12/07/2015
Avec les bélugas: semaine du 6 juillet
BIOPSIES ET ADOS ACTIFS
Notre deuxième semaine de terrain pour le projet d’étude comportementale des bélugas s’est étalée sur trois jours non consécutifs soit le 6, 9 et 10 juillet, pour un total de 20 h en mer et 11 h d’observation de béluga. La météo était plus à notre avantage: faible couverture nuageuse, brise légère, peu de pluie. Bref, une bonne visibilité et une mer d’huile, c.-à-d. sans vagues.
Nous avons d’abord sillonné les secteurs en amont, sur la rive sud de l’estuaire du Saint-Laurent, au large de l’île aux Pommes à la hauteur de Trois-Pistoles et au large de Kamouraska. Nous y avons rencontré plusieurs femelles accompagnées de juvéniles ainsi que des groupes d’«adolescents», avec un fort pourcentage de «gris» et de veaux, les nouveau-nés.

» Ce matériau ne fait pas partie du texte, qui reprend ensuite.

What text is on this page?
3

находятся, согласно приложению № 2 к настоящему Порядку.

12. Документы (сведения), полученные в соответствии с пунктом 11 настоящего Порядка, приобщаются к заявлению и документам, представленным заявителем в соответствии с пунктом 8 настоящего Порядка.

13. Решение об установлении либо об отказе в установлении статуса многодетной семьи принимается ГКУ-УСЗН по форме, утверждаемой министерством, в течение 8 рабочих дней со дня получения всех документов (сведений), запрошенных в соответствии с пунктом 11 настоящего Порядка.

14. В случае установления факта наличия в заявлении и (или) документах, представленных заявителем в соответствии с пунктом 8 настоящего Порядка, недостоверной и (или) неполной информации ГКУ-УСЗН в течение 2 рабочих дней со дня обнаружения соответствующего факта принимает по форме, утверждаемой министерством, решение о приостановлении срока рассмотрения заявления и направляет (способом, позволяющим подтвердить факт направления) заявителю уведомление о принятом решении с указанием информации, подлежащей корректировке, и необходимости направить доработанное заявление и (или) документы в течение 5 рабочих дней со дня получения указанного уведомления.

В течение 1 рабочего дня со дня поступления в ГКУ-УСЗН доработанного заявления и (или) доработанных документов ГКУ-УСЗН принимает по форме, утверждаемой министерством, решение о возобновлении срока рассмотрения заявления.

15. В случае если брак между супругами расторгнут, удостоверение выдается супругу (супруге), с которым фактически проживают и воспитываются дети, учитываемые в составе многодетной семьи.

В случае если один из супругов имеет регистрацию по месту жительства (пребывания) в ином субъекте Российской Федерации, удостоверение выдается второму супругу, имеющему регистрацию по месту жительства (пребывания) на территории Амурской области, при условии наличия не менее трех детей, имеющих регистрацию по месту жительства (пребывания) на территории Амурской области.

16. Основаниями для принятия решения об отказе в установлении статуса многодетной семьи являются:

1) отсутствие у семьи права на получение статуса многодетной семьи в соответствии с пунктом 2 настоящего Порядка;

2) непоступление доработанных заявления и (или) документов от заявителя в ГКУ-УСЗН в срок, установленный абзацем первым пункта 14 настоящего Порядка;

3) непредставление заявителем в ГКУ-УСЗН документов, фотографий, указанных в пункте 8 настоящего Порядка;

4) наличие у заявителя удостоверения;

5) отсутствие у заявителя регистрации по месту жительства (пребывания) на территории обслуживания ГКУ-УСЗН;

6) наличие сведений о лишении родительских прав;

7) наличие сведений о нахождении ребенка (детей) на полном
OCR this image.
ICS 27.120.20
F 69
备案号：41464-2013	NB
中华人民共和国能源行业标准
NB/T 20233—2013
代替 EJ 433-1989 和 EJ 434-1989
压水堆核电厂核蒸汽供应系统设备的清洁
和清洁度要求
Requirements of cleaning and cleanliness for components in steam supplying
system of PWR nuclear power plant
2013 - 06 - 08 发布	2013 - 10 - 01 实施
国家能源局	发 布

En aval, nous avons navigué au large de la pointe Sauvage, à la hauteur des Bergeronnes. Nous avons observé des groupes d’adultes et des groupes de «blancs sales», c.-à-d. de jeunes adultes, présumés mâles dans ce cas-ci. Dans la plupart des observations, les troupeaux demeuraient sur place, très dynamiques. Ils plongeaient et remontaient au même endroit à plusieurs reprises; un comportement qu’on appelle le «miling». Aussi, nous avons eu la chance d’entendre leurs vocalises et de les voir cracher de l’eau. Ce comportement de cracher peut s’expliquer par leur alimentation de type «suçeur». Quand ils aspirent leur proie en surface, l’eau est recrachée à l’extérieur. Cela pourrait aussi leur servir à effrayer leurs proies. Les bélugas sont des animaux grégaires et très sociaux. Ils communiquent entre eux avec différents sons et différentes fréquences, certaines perceptibles à l’oreille humaine. Finalement, au cours des trois sorties, un total de 6 troupeaux de 15 à 60 bélugas ont été observés, des groupes de phoques gris et de phoques communs, des petits rorquals, des marsouins et des eiders à duvet, un oiseau marin commun de la région.
Au cours de la semaine, nous avons eu un invité à bord. Antoine Simond effectue un projet de recherche dans le cadre de son doctorat avec le Mériscope. Il a récolté des échantillons de tissus (biopsies) afin de les analyser pour une étude sur les contaminants émergents (les retardateurs de flammes) et leurs effets sur le petit rorqual et le béluga.
Lundi 6 juillet, 9 h 25: Au large de Trois-Pistoles, nous avons fait un premier contact avec un troupeau de mâles et de femelles typiquement «adolescent» d’environ 60 individus «gris». Pendant l’été, il se forme une ségrégation entre les mâles et les femelles adultes. Les secteurs en amont sont fréquentés principalement par des groupes de femelles, et les secteurs en aval par des troupeaux de mâles. Le secteur du Saguenay est fréquenté par les deux sexes et on y observe parfois des troupeaux mixtes. Les mâles forment des réseaux stables d’année en année, alors que les femelles forment des coalitions plutôt temporaires pour la saison. Ce troupeau mixte de jeunes semblait ne pas avoir encore choisi un secteur particulier.
Jeudi 9 juillet, 13 h: au large de Cacouna, nous observons une femelle avec un comportement particulier. Nous l’approchons et constatons que cette femelle maintient son veau, mort, à la surface de l’eau. Nous avions déjà observé ce comportement particulier et mystérieux chez les bélugas du Saint-Laurent, mais la fonction demeure inconnue. Grâce à notre hydrophone, nous avons enregistré les vocalises de la femelle.
Vendredi 10 juillet: une journée fructueuse pour les biopsies, des échantillons de peau qui nous permettent entre autres de connaître le sexe de l’animal et ses liens parentaux. Cette technique, s’effectuant à l’aide d’une arbalète, nécessite beaucoup d’agilité, car il faut viser une cible qui précise en mouvement dans des conditions de navigation parfois houleuses. Avec la pratique, nous obtenons un taux de succès de 80 %, mais comme l’occasion d’échantillonner n’est pas fréquente, chaque biopsie est précieuse.
En rafale, voici les vedettes qui ont été observées cette semaine: Douxi, Bonheur et DL0281.
Le Bleuvet est un bateau du GREMM. Il est dédié au programme de recherche à long terme sur les bélugas du Saint-Laurent.